En dépit de son interdiction en 2005, l'amiante reste présent dans de nombreux endroits: navires, trains, machines, tunnels et conduites des réseaux publics et privés de distribution d’eau. L’amiante a été largement utilisé dans les bâtiments construits entre 1961 et 1990. Les millions de tonnes d'amiante qu'ils contiennent encore mettent en danger non seulement les travailleurs du bâtiment et le personnel d’entretien, mais potentiellement toute personne présente ou occupant les immeubles concernés. Dans les plus grands États membres, les programmes de désamiantage pourraient coûter jusqu’à 10 à 15 milliards d’euros par pays, ce qui équivaut, aux prix actuels, au coût de la construction d’un tunnel sous la manche pour chacun d'entre eux. À l'échelle du seul Royaume-Uni, plus de 80 % des écoles contiennent toujours de l’amiante. Il est également alarmant de voir croître le risque auquel les consommateurs sont exposés, que ce soit lorsqu'ils bricolent ou face à des produits de consommation courante contaminés par l'amiante, tels que des récipients thermos, qui passent à travers le filet des contrôles de surveillance du marché de l’UE.

Selon le corapporteur du CESE sur l'amiante, M. Enrico GIBELLIERI, «les États membres et les institutions européennes doivent agir dès maintenant afin de contrecarrer cette crise de santé publique émergente. Des plans d’action nationaux doivent être mis en œuvre et la réaction de la Commission européenne à ce risque majeur pour la santé publique devrait constituer une de ses priorités dans tous les domaines stratégiques. Tout cela concerne un public bien plus vaste que les travailleurs des usines, qui étaient traditionnellement exposés.
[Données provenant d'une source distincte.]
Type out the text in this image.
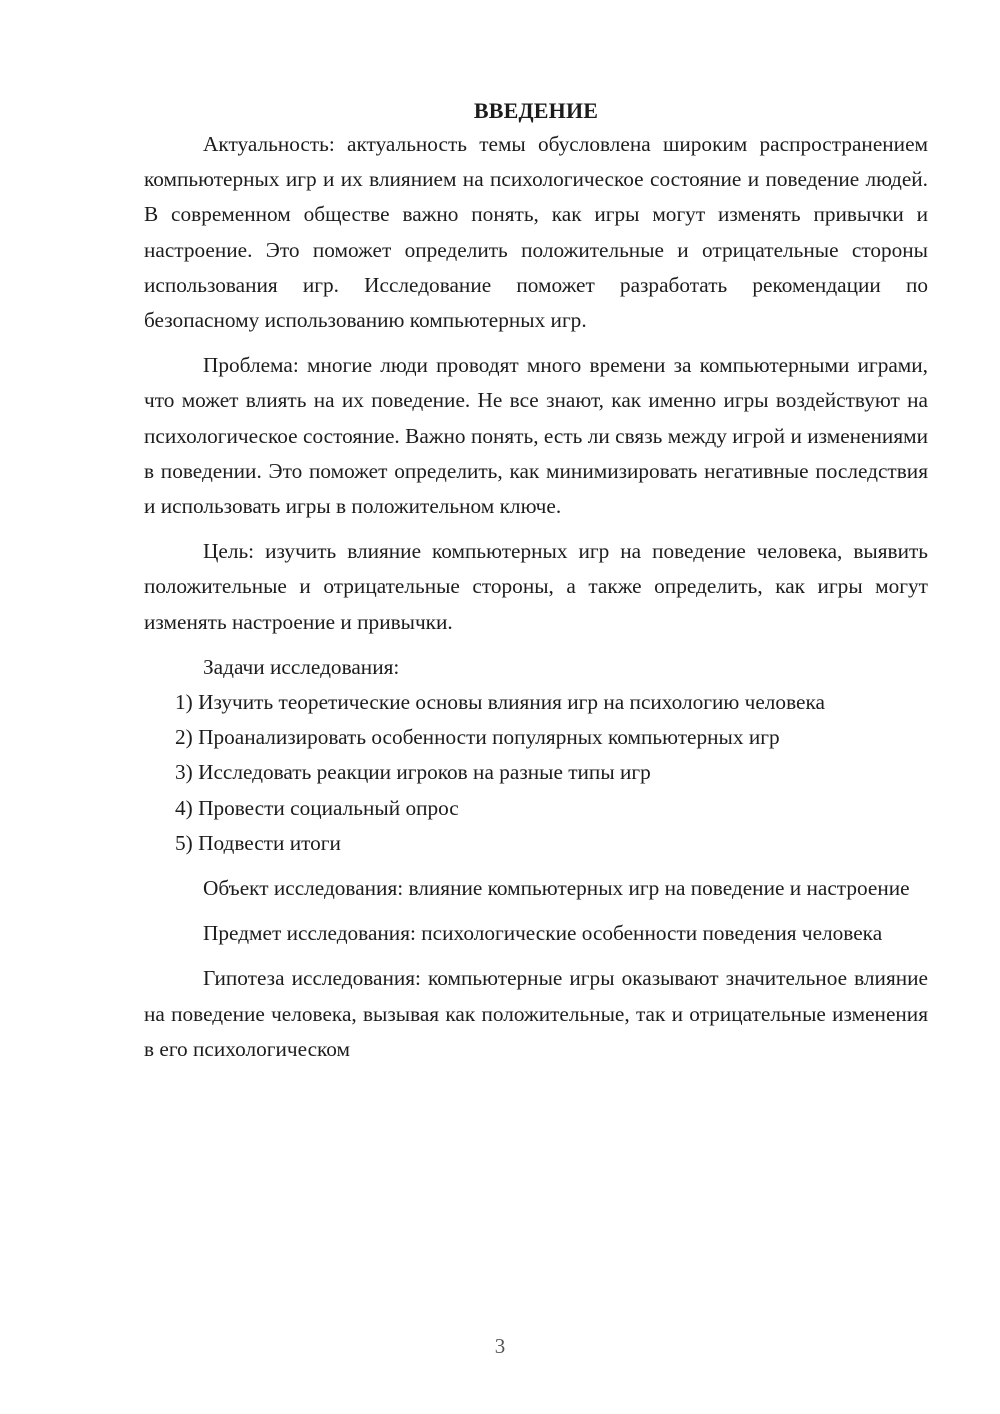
ВВЕДЕНИЕ

Актуальность: актуальность темы обусловлена широким распространением компьютерных игр и их влиянием на психологическое состояние и поведение людей. В современном обществе важно понять, как игры могут изменять привычки и настроение. Это поможет определить положительные и отрицательные стороны использования игр. Исследование поможет разработать рекомендации по безопасному использованию компьютерных игр.

Проблема: многие люди проводят много времени за компьютерными играми, что может влиять на их поведение. Не все знают, как именно игры воздействуют на психологическое состояние. Важно понять, есть ли связь между игрой и изменениями в поведении. Это поможет определить, как минимизировать негативные последствия и использовать игры в положительном ключе.

Цель: изучить влияние компьютерных игр на поведение человека, выявить положительные и отрицательные стороны, а также определить, как игры могут изменять настроение и привычки.

Задачи исследования:

1) Изучить теоретические основы влияния игр на психологию человека

2) Проанализировать особенности популярных компьютерных игр

3) Исследовать реакции игроков на разные типы игр

4) Провести социальный опрос

5) Подвести итоги

Объект исследования: влияние компьютерных игр на поведение и настроение

Предмет исследования: психологические особенности поведения человека

Гипотеза исследования: компьютерные игры оказывают значительное влияние на поведение человека, вызывая как положительные, так и отрицательные изменения в его психологическом

3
Notre inquiétude s'étend désormais aux enfants dans les écoles, aux personnel des hôpitaux et des bâtiments publics, ainsi qu'à toute personne vivant dans une maison; presque tout le monde est donc concerné.»

La conférence «Désamianter l'Europe en toute sécurité» constituait une action de suivi de l'avis du CESE sur l'amiante, publié au mois de février. Celui-ci invite instamment la Commission européenne et les États membres à suivre l’exemple de certains États membres, qui ont mis en place des registres publics répertoriant les bâtiments contenant de l’amiante et ont élaboré des plans d'action pour désamianter en toute sécurité. Le Comité a également prié la Commission européenne de saisir cette occasion pour lier son programme de désamiantage en toute sécurité à son programme sur la rénovation d’immeubles à des fins d'efficacité énergétique.

La Commission européenne et les États membres devraient aussi améliorer la surveillance du marché pour ce qui est de l'importation de produits contenant de l’amiante dans l’UE.

Mme Yoomi RENSTRÖM, présidente de la commission de la politique sociale du CdR, a lancé un appel en vue de la révision du cadre législatif actuel de l’UE et a plaidé pour que les différents niveaux de gouvernance cessent de se renvoyer la balle. «Les collectivités régionales et locales ont un rôle essentiel à jouer dans la mise en œuvre de mesures visant à relever les défis liés à l’amiante, mais il convient de leur fournir des ressources adéquates pour y parvenir», a-t-elle conclu.

M. Mauro D’ATTIS, rapporteur du CdR sur le cadre stratégique de l'Union européenne en matière de santé et de sécurité au travail pour la période 2014-2020, a déploré le fait que le désamiantage ne figure pas dans les priorités de l’agenda politique de l’UE, et a souligné le manque de volonté politique d'aborder un problème qui tue des milliers de personnes chaque année. «Nous avons besoin d’une analyse rigoureuse des risques existants et d'un modèle efficace pour recenser la présence d’amiante dans les bâtiments», a-t-il encore souligné.